GENÇLER DAHA ÇOK RİSK ALIR

Ergenlik dönemi en çok riskin alınabildiği dönemdir. Yaşla birlikte risk alma oranları düşmeye başlar. Kişilerin yapısal özelliklerine, büyütülme şekillerine ve büyüdükleri ortama bağlı  değişmekle birlikte gençlerin daha cesur kararlar alabildikleri söylenir. Bunun nedenini anlamak için karar alma ve risk davranışı ile beyinin gelişmesi ve çalışma şeklini değerlendirmek gerekir.

Beyin farklı işlevler yapan,çeşitli bölümlerden oluşur.Beyin gelişimi doğumdan sonra da devam eder ve tam gelişini tamamlaması ergenliğin sonu, hatta genç erişkinliğin başlangıcına değin sürer. En son gelişimini tamamlayan alan, beynin karar verme,yönetme, yargılama, değerlendirme ve organize etme gibi en önemli işlevlerini yaparak davranış kontrolünü sağlayan kısmdır.
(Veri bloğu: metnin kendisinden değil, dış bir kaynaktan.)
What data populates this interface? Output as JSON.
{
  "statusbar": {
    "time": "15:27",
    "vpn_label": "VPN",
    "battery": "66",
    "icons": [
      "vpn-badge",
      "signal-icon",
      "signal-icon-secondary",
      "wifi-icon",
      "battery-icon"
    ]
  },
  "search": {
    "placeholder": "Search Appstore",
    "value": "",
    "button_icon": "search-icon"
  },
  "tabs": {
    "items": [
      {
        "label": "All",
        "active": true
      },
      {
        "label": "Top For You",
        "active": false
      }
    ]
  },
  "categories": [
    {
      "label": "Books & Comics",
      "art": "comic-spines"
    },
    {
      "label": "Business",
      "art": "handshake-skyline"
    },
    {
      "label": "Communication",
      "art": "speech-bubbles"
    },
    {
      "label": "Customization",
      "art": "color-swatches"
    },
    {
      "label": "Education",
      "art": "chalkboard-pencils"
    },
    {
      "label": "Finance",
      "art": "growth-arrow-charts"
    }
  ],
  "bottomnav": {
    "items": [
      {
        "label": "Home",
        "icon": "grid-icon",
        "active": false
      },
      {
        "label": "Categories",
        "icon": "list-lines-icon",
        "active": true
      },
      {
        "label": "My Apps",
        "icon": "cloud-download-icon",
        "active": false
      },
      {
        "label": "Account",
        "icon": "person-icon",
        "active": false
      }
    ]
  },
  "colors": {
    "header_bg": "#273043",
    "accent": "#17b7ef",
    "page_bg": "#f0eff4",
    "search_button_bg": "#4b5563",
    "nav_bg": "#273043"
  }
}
Beynin ön bölümünde yer alan ve pre frontal korteks (PRK) denilen bu  bölge risk alma konusunda önemlidir. PFK, riskleri algılayan ve belirleyen anterior singulat kortex (ASK) ve düşünmeden, dürtülerimizle yaptığımız hareketlerden sorumlu bazal ganglionlar (BG) arasında ki dengeyi sağlar. Ergenlik döneminin cesaretei, riskli davranışları kolayca yapması PFK lerinin henüz gelişimini tamamlayamamasından kaynaklanır. Hızlı araba kullanmaları,zarar verici maddelere kolayca başlamaları, tehlikeli sporları kolayca yapmaları, karar alırken riskli olanlara olan yatkınlıkları bundandır. Risk algısından sorumlu ASK kişiden kişiye, genetik özelliklere göre değişir. O nedenle riskli davranış derecesi farklılık gösterir. Bu alanın az aktif olduğu kişilerin risk algıları daha düşüktür. O nedenle çok daha kolay riskli davranışlar gösterebilirler. Ama aynı nedenlerle çok aktif olanlar ise hiç bir riski göze alamayabilirler.
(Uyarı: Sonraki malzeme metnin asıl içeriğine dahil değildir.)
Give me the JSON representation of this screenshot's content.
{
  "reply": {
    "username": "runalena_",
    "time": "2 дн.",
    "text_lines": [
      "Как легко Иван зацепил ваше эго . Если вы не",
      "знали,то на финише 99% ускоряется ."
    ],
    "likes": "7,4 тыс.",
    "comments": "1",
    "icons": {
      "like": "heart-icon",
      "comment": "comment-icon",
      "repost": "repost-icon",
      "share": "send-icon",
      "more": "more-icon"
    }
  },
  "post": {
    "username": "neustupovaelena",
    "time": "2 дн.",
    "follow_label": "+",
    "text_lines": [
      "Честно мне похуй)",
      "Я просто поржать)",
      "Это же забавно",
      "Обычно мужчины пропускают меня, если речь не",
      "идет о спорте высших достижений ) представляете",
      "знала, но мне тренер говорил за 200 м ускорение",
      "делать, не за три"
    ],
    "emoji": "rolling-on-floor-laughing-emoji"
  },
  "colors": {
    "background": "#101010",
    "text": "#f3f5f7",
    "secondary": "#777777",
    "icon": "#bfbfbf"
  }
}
Pre frontal korteks gelişimini  tamamladığında herşey belirlenmiş olmaz. Çünkü PFK aynı zamanda eğitimden etkilenerek gelişir. Tecrübe, eğitimle, deneyimle gelişen PFK’in değerlendirme yetisindeki artıştır. Değişmeyen ASK ya bağlı aşırı gözüpek olmak ya da aşırı riskten kaçınma durumu gelişen PFK tarafından daha iyi yönetilerek, davranışları kontrol edebilir. Bu gelişim, aşırı risk almaya eğilimli kişileri düşünmeye ve davranışlarını kontrol etmeye, riskten aşırı korkan ve eyleme geçemeyenleri bazı riskleri almaları gerektiği konusunda yönlendirmeye yarar. Korku risk almayı engellediği kadar, insanın kendisinin ya da değer verdiklerinin tehlikede olduğunu düşündüğünde hissettiği korku beklenmedik riskler almasına da neden olur. Çünkü bu tür durumlarda PFK yerine, beyin kısa yolları kullanır ve sistem sağlıklı çalışmaz.
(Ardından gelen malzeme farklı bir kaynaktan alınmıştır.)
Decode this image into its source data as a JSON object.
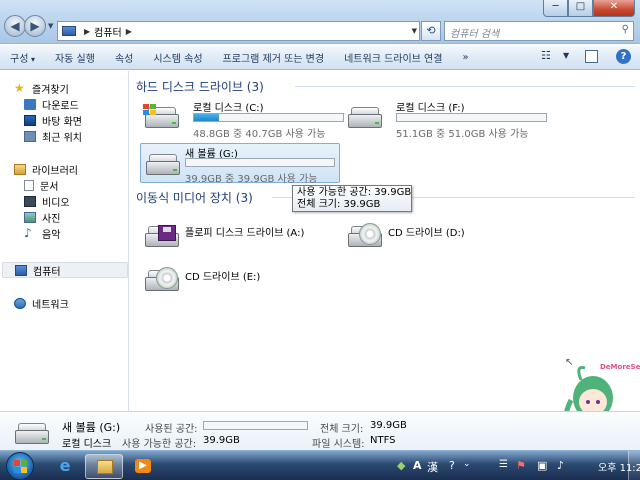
{
  "window": {
    "back_icon": "back-arrow-icon",
    "forward_icon": "forward-arrow-icon",
    "breadcrumb": {
      "root_icon": "computer-icon",
      "item": "컴퓨터"
    },
    "refresh_icon": "refresh-icon",
    "search_placeholder": "컴퓨터 검색",
    "buttons": {
      "minimize": "─",
      "maximize": "□",
      "close": "✕"
    }
  },
  "toolbar": {
    "items": [
      "구성",
      "자동 실행",
      "속성",
      "시스템 속성",
      "프로그램 제거 또는 변경",
      "네트워크 드라이브 연결"
    ],
    "more": "»",
    "help": "?"
  },
  "nav": {
    "favorites": "즐겨찾기",
    "downloads": "다운로드",
    "desktop": "바탕 화면",
    "recent": "최근 위치",
    "libraries": "라이브러리",
    "documents": "문서",
    "videos": "비디오",
    "pictures": "사진",
    "music": "음악",
    "computer": "컴퓨터",
    "network": "네트워크"
  },
  "groups": {
    "hdd": "하드 디스크 드라이브 (3)",
    "removable": "이동식 미디어 장치 (3)"
  },
  "drives": [
    {
      "name": "로컬 디스크 (C:)",
      "info": "48.8GB 중 40.7GB 사용 가능",
      "used_fraction": 0.17
    },
    {
      "name": "로컬 디스크 (F:)",
      "info": "51.1GB 중 51.0GB 사용 가능",
      "used_fraction": 0.0
    },
    {
      "name": "새 볼륨 (G:)",
      "info": "39.9GB 중 39.9GB 사용 가능",
      "used_fraction": 0.0
    }
  ],
  "media": [
    "플로피 디스크 드라이브 (A:)",
    "CD 드라이브 (D:)",
    "CD 드라이브 (E:)"
  ],
  "tooltip": {
    "line1": "사용 가능한 공간: 39.9GB",
    "line2": "전체 크기: 39.9GB"
  },
  "details": {
    "name": "새 볼륨 (G:)",
    "type": "로컬 디스크",
    "used_label": "사용된 공간:",
    "free_label": "사용 가능한 공간:",
    "free_value": "39.9GB",
    "total_label": "전체 크기:",
    "total_value": "39.9GB",
    "fs_label": "파일 시스템:",
    "fs_value": "NTFS"
  },
  "taskbar": {
    "ime_a": "A",
    "ime_han": "漢",
    "time": "오후 11:29"
  },
  "overlay": {
    "watermark": "DeMoreSee"
  },
  "colors": {
    "accent": "#1e3f7a",
    "usage_bar": "#2a95d6",
    "close_red": "#c84a31"
  }
}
Duyguların ön plana çıktığı, yoğunlaştığı zamanlarda kararları biraz ertelemek, PFK in devreye girmesine zaman tanımak yararlı olabilir. Risk almak her zaman kötümüdür? Belli oranda risk almak yararlı olabilir hatta yaşamı daha keyifli hale getirebilir. Ama risk almadan başarı olmaz demek, sadece duygularla hareket ederek, beyinin karar alma mekanizmalarını görmezden gelmek demek olacaktır. Önemli olan bir  “sonuç ne olursa olsun” ile her koşulda “çok riskli yapılmaz” arasında ki dengeyi sağlayabilmektir.